Improving NASA GPM Data Exploitation through NASA Cloud-Resolving Model Empowered with Parallel AsyncIO Management

Monday, 15 December 2014
Shujia Zhou1, Dan Kokron2, Xiaowen Li3, Thomas Clune4, Toshihisa Matsui4, Xiping Zeng5 and Wei-Kuo Tao4, (1)Northrop Grumman Information Systems, McLean, VA, United States, (2)SciCon group, North Tustin, CA, United States, (3)Goddard Earth Sciences Technology and Research - GESTAR, Morgan State University, Baltimore, MD, United States, (4)NASA Goddard Space Flight Center, Greenbelt, MD, United States, (5)NASA, Greenbelt, MD, United States
The effects of aerosols have the largest uncertainty when it comes to predicting the anthropogenic impact with current weather and climate models. The NASA Goddard Cumulus Ensemble model (GCE) with advanced spectral bin microphysics has been used to study the impact of aerosols on deep convective precipitating systems, which contribute more than 50% of the total surface rainfall in the Tropics and for floods and are associated with severe weather events in mid-latitudes. Global Precipitation Measurement (GPM) has released its data to the public. High-resolution GCE simulations can be combined with incoming NASA GPM data to provide direct assistance to both retrieval algorithm developers as well as developers of model physics for coarse resolution (i.e., hydrological, regional and global/climate) simulations with more limited computational resources.

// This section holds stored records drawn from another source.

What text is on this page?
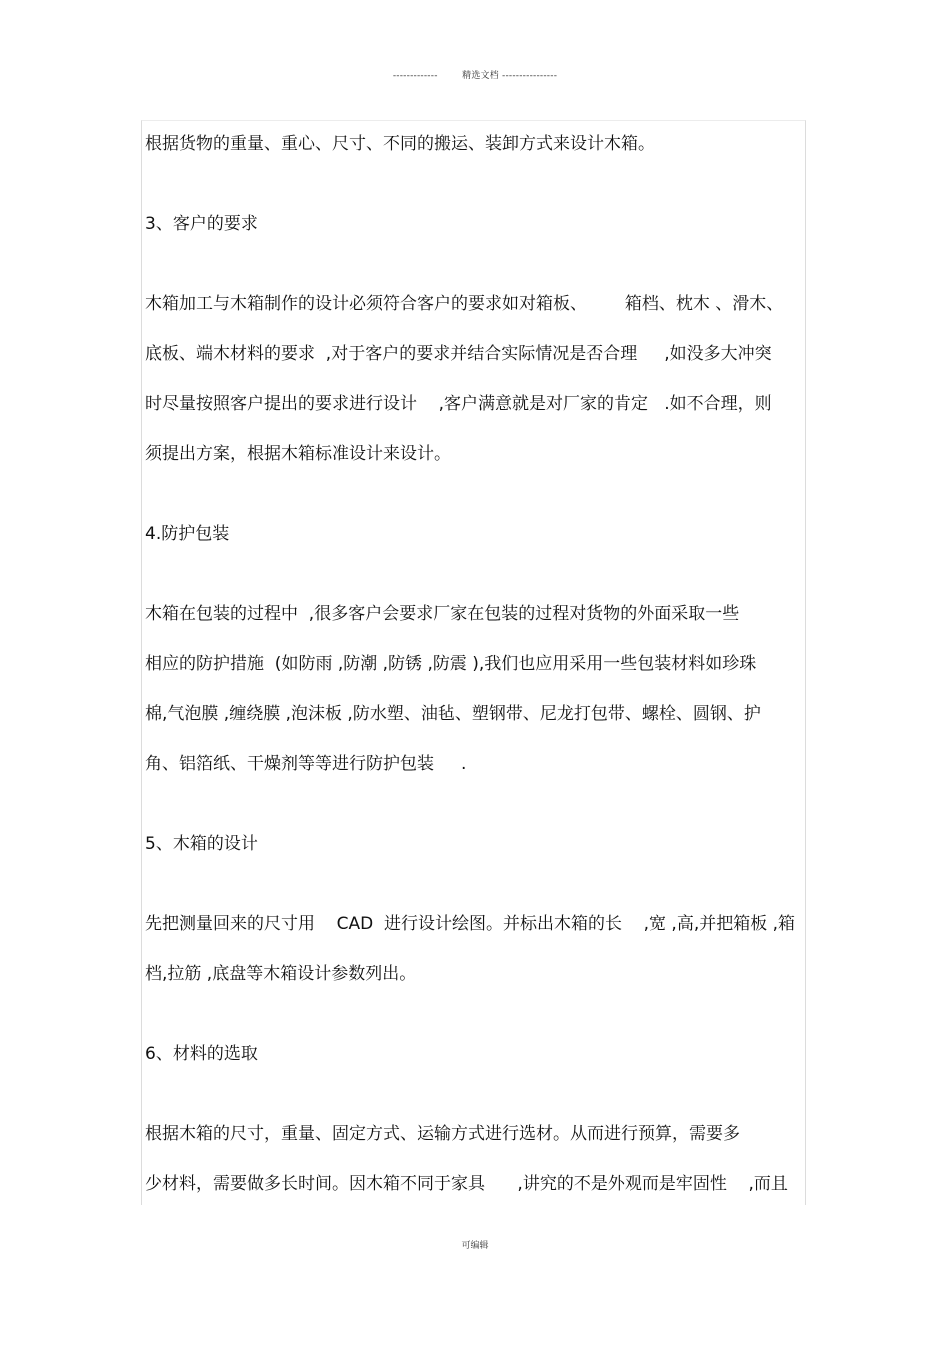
-------------        精选文档 ----------------
根据货物的重量、重心、尺寸、不同的搬运、装卸方式来设计木箱。
3、客户的要求
木箱加工与木箱制作的设计必须符合客户的要求如对箱板、       箱档、枕木 、滑木、
底板、端木材料的要求  ,对于客户的要求并结合实际情况是否合理     ,如没多大冲突
时尽量按照客户提出的要求进行设计    ,客户满意就是对厂家的肯定   .如不合理，则
须提出方案，根据木箱标准设计来设计。
4.防护包装
木箱在包装的过程中  ,很多客户会要求厂家在包装的过程对货物的外面采取一些
相应的防护措施  (如防雨 ,防潮 ,防锈 ,防震 ),我们也应用采用一些包装材料如珍珠
棉,气泡膜 ,缠绕膜 ,泡沫板 ,防水塑、油毡、塑钢带、尼龙打包带、螺栓、圆钢、护
角、铝箔纸、干燥剂等等进行防护包装     .
5、木箱的设计
先把测量回来的尺寸用    CAD  进行设计绘图。并标出木箱的长    ,宽 ,高,并把箱板 ,箱
档,拉筋 ,底盘等木箱设计参数列出。
6、材料的选取
根据木箱的尺寸，重量、固定方式、运输方式进行选材。从而进行预算，需要多
少材料，需要做多长时间。因木箱不同于家具      ,讲究的不是外观而是牢固性    ,而且
可编辑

However, the spectral bin microphysical scheme is very different from previous bulk schemes. It explicitly resolves the particle size distributions using 33 (or more if needed) size bins for each cloud species. This introduces ~400 more prognostic variables. In addition, bin microphysical schemes need to resolve the interactions between these 400 additional variables, making it highly compute as well as I/O intensive. To address those challenges, we have been improving GCE scalability as well as developing a parallel AsyncIO management system consisting of MPI IO, data burst caching and data compression. In this paper, we will present the results of ultra-high resolution (up to 0.125 x 0.125 degree global-model-equivalent resolution) GCE simulations empowered with the parallel AsyncIO management system.